Now lets try some models on the subsampled dataset

In [25]:
log_reg = make_pipeline(StandardScaler(), LogisticRegressionCV())
log_reg.fit(xtrain, ytrain)
predictions = log_reg.predict(xtest)
evaluate('Logistic Regression', predictions, ytest)

In [26]:
svm = make_pipeline(StandardScaler(), SVC(kernel = 'rbf', C = 10))
svm.fit(xtrain, ytrain)
predictions = svm.predict(xtest)
evaluate('Support Vector Machine', predictions, ytest)

In [27]:
knn = make_pipeline(StandardScaler(), KNeighborsClassifier(n_neighbors = 15))
knn.fit(xtrain, ytrain)
predictions = knn.predict(xtest)
evaluate('KNN Classifier', predictions, ytest)

In [28]:
tree = make_pipeline(StandardScaler(), DecisionTreeClassifier(criterion = 'entropy', random_state = 0, max_depth = 100))
tree.fit(xtrain, ytrain)
predictions = tree.predict(xtest)
evaluate('Decision Tree Classifier', predictions, ytest)

In [29]:
forest = make_pipeline(StandardScaler(), RandomForestClassifier(n_estimators = 20, random_state = 2, max_depth = 60))
forest.fit(xtrain, ytrain)
predictions = forest.predict(xtest)
evaluate('Random Forest Classifier', predictions, ytest)

In [30]:
from xgboost import XGBClassifier
XGB = XGBClassifier(learning_rate = 0.01, n_estimators = 25,
                    max_depth = 25, gamma = 0.6,
                    subsample = 0.52, colsample_bytree = 0.6,
                    seed = 27, reg_lambda = 2, booster = 'dart',
                    colsample_bylevel = 0.6, colsample_bynode = 0.5,
                   )
XGB.fit(xtrain, ytrain)
predictions = XGB.predict(xtest)
evaluate(XGB, predictions, ytest)

Cross Validation

In [31]:
import optuna.integration.lightgbm as lgb
dtrain = lgb.Dataset(xtrain, label = ytrain)
dtest = lgb.Dataset(xtest, label = ytest)
params = {'objective' : 'binary',  'metric' : 'binary_logloss', 'verbosity' : -1, 'boosting_type' : 'gbdt'}
model = lgb.train(params, dtrain, valid_sets = [dtest], verbose_eval = 100, early_stopping_rounds = 100)

In [32]:
model.params

In [33]:
from lightgbm import LGBMClassifier
model = LGBMClassifier(**params)

In [50]:
num_folds = 5
oof_train = np.zeros(shape = (len(xtrain)))

In [51]:
ytrain = pd.DataFrame(ytrain)

In [53]:
print('Training...')
folds = KFold(n_splits = num_folds, shuffle = True, random_state = 786)
feature_importance_df_return = pd.DataFrame()
for fold, (train_index, validation_index) in enumerate(folds.split(xtrain, ytrain)):
    print('Fold no %i/%i'%(fold+1, num_folds))
    trainX = xtrain.iloc[train_index]
    trainY = ytrain.iloc[train_index]
    testX = xtrain.iloc[validation_index]
    testY = ytrain.iloc[validation_index]
    model.fit(X = trainX, y = trainY, eval_set = [(trainX, trainY), (testX, testY)], verbose = 500, early_stopping_rounds = 100)
    oof_train[validation_index] = model.predict(testX)
    fold_importance_df = pd.DataFrame()
    fold_importance_df['Feature'] = cols
    fold_importance_df['importance'] = model.feature_importances_
    fold_importance_df['fold'] = fold + 1
    feature_importance_df_return = pd.concat([feature_importance_df_return, fold_importance_df], axis = 0)
    
score = accuracy_score(oof_train[:], ytrain)
print('Training CV score : % .5f'%score)

In [54]:
print(classification_report(oof_train[:], ytrain))

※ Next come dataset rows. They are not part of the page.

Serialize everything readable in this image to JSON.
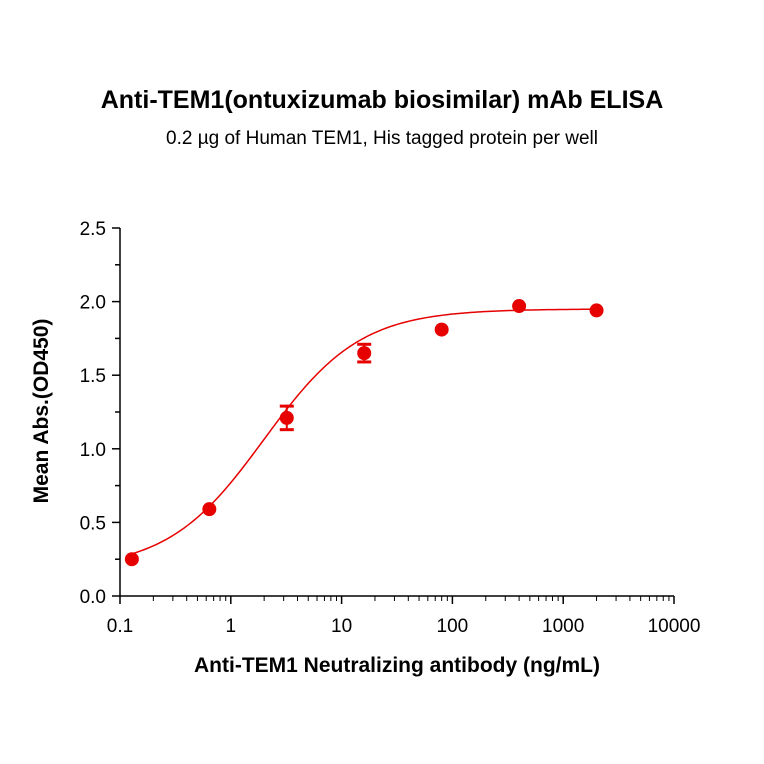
{
  "chart_data": {
    "type": "scatter",
    "title": "Anti-TEM1(ontuxizumab biosimilar) mAb ELISA",
    "subtitle": "0.2 µg of Human TEM1, His tagged protein per well",
    "xlabel": "Anti-TEM1 Neutralizing antibody (ng/mL)",
    "ylabel": "Mean Abs.(OD450)",
    "x_scale": "log",
    "xlim": [
      0.1,
      10000
    ],
    "ylim": [
      0.0,
      2.5
    ],
    "x_ticks": [
      "0.1",
      "1",
      "10",
      "100",
      "1000",
      "10000"
    ],
    "y_ticks": [
      "0.0",
      "0.5",
      "1.0",
      "1.5",
      "2.0",
      "2.5"
    ],
    "grid": false,
    "color": "#e60000",
    "series": [
      {
        "x": [
          0.128,
          0.64,
          3.2,
          16,
          80,
          400,
          2000
        ],
        "y": [
          0.25,
          0.59,
          1.21,
          1.65,
          1.81,
          1.97,
          1.94
        ],
        "error": [
          0,
          0,
          0.08,
          0.06,
          0,
          0,
          0
        ]
      }
    ],
    "fit_curve": {
      "bottom": 0.18,
      "top": 1.95,
      "ec50": 2.0,
      "hill": 1.0
    }
  }
}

Lets make some predictions!

In [73]:
data.head()

In [79]:
test = {'Distance' : 13114, 'HardBrakes' : 200, 'HardAccelerations' : 200, 'NightTimeMiles' : 400.0, 'VehicleType' : 2}
test = pd.DataFrame(test, index = [0]).to_numpy()

In [80]:
pred = model.predict(test)
print(pred)

So intuitively our model predicts that a car which has driven around 13,000 miles, over which around 200 times HardBrakes have been applied and over which around 200 times HardAccelerations have been applied; A huge SUV car which has driven 400 miles of its total journey at night will most likely undergo collision according to our model's prediction and hence should be charged with a higher premium for insurance.